113 West 24th Street. (Michael Young photo)
Construction is nearing the topping out point at 113 West 24th Street, a 39-story Marriott hotel in Manhattan's Chelsea neighborhood. The new structure is designed by New York's Stonehill & Taylor Architects and developed by Lam Generation, itself a Manhattan firm that develops and constructs hotel properties throughout the city.
The Marriott tower will stand 420 ft. tall and yield 360 rooms averaging around 380 sq. ft. apiece. The site is located between Sixth and Seventh avenues, nine blocks southwest of the Empire State Building.
Recent photos show the tremendous amount of progress that has occurred in the last six months, when construction had just begun to rise above grade. Now, the reinforced concrete superstructure is only a few floors away from reaching the parapet, and much of the glass curtain wall has been installed. Long vertical strips of dark metal panels separate the windows on the northern and southern elevations, while the eastern and western walls are likely to be left as blank concrete.

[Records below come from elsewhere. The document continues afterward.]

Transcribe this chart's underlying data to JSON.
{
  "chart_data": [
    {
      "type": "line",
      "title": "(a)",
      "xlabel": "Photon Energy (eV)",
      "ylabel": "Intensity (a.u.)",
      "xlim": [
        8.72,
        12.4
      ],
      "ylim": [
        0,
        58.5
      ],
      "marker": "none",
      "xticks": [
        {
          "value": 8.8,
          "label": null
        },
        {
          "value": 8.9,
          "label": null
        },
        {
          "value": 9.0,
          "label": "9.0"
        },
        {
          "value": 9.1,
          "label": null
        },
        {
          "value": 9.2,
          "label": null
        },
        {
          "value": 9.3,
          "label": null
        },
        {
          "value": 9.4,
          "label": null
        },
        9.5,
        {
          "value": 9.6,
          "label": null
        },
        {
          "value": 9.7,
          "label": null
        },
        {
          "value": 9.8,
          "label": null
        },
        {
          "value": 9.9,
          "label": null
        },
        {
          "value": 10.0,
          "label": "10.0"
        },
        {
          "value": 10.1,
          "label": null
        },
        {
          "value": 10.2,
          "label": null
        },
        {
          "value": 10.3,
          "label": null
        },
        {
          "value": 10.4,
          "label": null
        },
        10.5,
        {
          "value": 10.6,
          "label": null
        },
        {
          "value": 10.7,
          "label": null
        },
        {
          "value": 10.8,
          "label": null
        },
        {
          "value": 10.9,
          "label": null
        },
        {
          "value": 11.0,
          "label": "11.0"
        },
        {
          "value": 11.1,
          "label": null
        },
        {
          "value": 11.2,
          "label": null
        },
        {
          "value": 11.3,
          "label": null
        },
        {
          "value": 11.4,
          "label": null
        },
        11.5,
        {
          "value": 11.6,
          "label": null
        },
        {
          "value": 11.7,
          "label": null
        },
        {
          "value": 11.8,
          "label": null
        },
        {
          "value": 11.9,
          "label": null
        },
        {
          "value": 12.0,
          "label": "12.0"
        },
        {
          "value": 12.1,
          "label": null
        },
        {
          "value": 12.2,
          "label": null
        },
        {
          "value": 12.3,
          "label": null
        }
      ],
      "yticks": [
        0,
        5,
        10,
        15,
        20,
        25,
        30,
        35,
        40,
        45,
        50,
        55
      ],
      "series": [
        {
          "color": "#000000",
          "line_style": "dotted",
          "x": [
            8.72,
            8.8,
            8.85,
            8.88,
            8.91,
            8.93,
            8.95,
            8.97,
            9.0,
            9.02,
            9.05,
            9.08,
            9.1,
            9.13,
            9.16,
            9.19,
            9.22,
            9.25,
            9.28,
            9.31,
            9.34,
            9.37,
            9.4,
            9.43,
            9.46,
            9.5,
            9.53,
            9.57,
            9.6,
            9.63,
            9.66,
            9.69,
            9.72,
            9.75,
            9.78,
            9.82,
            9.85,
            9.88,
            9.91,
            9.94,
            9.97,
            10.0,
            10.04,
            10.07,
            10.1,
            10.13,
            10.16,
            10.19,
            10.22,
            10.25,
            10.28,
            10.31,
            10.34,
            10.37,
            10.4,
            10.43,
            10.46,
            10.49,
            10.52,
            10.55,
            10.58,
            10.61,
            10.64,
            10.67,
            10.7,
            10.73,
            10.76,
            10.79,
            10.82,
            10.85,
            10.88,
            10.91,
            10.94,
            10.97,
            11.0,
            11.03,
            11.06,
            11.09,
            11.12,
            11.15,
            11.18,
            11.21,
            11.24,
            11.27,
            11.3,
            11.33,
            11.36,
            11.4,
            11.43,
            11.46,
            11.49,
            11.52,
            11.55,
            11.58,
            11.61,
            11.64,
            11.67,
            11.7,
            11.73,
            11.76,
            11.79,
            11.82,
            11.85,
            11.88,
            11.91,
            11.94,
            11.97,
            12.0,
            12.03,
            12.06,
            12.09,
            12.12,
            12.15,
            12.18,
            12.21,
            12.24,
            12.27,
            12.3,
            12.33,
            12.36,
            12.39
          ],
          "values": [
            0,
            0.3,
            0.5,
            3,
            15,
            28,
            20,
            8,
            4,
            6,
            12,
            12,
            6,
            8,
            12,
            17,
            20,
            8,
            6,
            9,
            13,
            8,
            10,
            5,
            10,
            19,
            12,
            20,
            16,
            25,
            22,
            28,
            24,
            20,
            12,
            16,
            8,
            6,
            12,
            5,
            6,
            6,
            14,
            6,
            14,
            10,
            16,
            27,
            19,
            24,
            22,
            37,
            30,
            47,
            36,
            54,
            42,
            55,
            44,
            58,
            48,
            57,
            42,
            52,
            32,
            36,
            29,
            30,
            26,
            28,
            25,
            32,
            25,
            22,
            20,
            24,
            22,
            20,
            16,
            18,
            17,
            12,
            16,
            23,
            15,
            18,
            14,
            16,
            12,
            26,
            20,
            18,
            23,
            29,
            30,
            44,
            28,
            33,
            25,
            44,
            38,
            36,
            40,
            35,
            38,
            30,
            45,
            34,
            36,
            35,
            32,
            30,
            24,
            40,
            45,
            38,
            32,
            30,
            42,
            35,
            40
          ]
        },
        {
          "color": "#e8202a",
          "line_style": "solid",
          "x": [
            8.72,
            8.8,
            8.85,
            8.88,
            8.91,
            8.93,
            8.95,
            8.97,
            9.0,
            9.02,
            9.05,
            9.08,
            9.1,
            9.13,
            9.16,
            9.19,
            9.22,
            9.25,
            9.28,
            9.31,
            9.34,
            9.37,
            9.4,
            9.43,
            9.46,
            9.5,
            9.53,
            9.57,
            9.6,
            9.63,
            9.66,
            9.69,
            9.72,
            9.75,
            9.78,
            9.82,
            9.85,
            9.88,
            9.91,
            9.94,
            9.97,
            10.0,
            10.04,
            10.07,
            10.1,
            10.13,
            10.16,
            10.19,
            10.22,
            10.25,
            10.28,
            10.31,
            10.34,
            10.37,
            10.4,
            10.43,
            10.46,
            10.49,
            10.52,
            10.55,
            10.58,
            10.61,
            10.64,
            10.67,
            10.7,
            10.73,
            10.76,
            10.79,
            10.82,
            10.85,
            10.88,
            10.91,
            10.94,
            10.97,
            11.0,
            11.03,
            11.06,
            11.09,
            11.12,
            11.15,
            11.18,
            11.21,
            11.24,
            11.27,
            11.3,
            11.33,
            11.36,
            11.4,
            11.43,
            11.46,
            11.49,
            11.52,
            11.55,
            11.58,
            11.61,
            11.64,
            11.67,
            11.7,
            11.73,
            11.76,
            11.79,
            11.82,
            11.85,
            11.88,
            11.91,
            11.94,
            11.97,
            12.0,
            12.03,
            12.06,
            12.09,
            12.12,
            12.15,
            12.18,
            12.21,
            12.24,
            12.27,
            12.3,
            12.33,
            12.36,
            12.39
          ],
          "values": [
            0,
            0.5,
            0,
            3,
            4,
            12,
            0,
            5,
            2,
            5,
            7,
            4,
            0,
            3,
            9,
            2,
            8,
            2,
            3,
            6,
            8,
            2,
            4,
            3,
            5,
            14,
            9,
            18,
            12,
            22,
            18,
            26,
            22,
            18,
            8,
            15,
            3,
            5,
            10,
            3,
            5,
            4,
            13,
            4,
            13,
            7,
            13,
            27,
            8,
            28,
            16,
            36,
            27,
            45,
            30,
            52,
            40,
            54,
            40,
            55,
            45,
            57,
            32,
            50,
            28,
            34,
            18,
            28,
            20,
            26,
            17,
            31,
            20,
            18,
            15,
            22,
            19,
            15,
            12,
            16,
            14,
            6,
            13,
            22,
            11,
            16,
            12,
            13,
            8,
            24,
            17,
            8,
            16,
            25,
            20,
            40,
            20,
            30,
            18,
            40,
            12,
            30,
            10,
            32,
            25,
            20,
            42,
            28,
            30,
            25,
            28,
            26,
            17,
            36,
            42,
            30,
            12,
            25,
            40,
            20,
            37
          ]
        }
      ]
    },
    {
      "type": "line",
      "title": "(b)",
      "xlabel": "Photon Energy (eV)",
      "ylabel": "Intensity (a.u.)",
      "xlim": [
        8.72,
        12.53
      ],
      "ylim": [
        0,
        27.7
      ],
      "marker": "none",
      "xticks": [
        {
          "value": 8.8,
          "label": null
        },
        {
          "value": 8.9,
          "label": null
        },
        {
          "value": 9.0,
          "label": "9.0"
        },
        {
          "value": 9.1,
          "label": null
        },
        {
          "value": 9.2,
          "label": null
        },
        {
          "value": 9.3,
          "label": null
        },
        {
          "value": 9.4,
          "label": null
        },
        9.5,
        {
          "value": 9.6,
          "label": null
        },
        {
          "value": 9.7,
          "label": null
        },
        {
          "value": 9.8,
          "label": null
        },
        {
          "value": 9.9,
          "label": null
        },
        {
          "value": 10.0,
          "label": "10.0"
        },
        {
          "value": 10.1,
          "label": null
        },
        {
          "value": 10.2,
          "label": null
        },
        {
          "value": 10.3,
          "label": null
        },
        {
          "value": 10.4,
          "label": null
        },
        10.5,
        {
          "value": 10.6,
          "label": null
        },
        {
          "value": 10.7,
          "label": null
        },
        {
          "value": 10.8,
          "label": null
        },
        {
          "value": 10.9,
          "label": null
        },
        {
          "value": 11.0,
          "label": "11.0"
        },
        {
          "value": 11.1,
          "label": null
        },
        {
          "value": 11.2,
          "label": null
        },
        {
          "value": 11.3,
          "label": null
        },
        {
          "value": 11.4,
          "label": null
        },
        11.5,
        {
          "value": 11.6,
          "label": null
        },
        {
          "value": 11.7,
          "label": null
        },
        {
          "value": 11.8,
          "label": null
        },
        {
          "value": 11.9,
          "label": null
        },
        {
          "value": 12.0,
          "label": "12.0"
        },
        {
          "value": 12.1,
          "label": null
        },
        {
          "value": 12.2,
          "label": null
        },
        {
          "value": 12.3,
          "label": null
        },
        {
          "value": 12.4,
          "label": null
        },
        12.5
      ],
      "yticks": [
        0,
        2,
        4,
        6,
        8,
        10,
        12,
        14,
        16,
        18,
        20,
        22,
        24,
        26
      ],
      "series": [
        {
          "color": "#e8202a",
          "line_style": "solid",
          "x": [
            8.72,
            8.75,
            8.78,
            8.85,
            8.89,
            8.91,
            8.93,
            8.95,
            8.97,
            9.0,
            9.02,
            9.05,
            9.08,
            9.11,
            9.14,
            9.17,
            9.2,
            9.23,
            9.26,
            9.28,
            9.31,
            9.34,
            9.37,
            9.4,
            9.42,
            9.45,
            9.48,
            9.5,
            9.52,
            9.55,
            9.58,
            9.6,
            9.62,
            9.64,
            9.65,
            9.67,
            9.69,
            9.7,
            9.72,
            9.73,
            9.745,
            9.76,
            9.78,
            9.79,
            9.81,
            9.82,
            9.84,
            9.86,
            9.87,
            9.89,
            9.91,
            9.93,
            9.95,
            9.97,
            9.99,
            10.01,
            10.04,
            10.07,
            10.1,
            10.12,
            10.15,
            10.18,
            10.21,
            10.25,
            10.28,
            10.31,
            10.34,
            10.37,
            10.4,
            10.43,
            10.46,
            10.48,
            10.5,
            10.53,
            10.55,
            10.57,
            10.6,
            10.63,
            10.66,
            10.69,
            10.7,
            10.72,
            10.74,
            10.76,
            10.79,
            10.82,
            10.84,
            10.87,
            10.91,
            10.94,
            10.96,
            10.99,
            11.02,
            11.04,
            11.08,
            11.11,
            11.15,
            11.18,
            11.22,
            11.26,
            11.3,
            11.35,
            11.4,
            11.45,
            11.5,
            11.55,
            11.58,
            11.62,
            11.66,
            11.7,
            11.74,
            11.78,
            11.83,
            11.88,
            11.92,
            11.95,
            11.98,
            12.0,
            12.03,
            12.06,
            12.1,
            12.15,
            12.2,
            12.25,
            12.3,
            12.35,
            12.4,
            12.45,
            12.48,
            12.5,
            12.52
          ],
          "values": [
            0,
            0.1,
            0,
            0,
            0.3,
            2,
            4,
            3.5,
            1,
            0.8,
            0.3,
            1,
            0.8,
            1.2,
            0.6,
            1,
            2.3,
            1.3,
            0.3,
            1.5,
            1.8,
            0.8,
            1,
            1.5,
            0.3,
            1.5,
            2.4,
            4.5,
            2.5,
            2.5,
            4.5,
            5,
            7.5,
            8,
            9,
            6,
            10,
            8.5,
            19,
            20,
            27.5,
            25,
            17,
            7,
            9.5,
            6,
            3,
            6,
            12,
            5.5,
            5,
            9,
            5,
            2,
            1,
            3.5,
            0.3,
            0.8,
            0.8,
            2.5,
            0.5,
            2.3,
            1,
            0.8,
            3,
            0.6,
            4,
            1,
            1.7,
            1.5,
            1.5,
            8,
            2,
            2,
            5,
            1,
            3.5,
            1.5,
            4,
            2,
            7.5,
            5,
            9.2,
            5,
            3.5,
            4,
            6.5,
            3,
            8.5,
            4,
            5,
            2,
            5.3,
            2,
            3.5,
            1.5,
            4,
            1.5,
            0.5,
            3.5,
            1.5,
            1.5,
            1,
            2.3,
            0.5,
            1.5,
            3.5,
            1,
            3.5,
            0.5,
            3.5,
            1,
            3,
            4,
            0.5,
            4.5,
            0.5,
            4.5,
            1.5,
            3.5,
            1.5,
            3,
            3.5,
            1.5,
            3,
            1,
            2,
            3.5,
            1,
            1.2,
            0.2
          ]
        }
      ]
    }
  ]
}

A completion date for 113 West 24th Street has not been announced, but the project will likely open in 2021.
The 113 West 24th Street building will encompass 136,700 sq. ft., with 129,590 sq. ft. devoted to commercial use. There will be 10 Marriott rooms per floor from the fourth floor to the 41st floor, and a rooftop bar.
The nearest subways stations are at the corner of West 23rd Street and Seventh Avenue, and at the intersection of West 23rd Street and Sixth Avenue. Madison Square Park is a short walk to the east along Fifth Avenue.
Nearby are several other construction projects simultaneously rising around Stonehill's latest Marriott hotel design, including 39 West 23rd Street, designed by COOKFOX Architects, DPC; and 140 West 24th Street by Gene Kaufman Architect PC. Both design firms are based in Manhattan.
A finalized rendering of 113 West 24th Street has not been released. The structure as previously rendered would have offered a striking design with its dramatic white fins, but the project's substantial height will still contribute favorably to the skyline.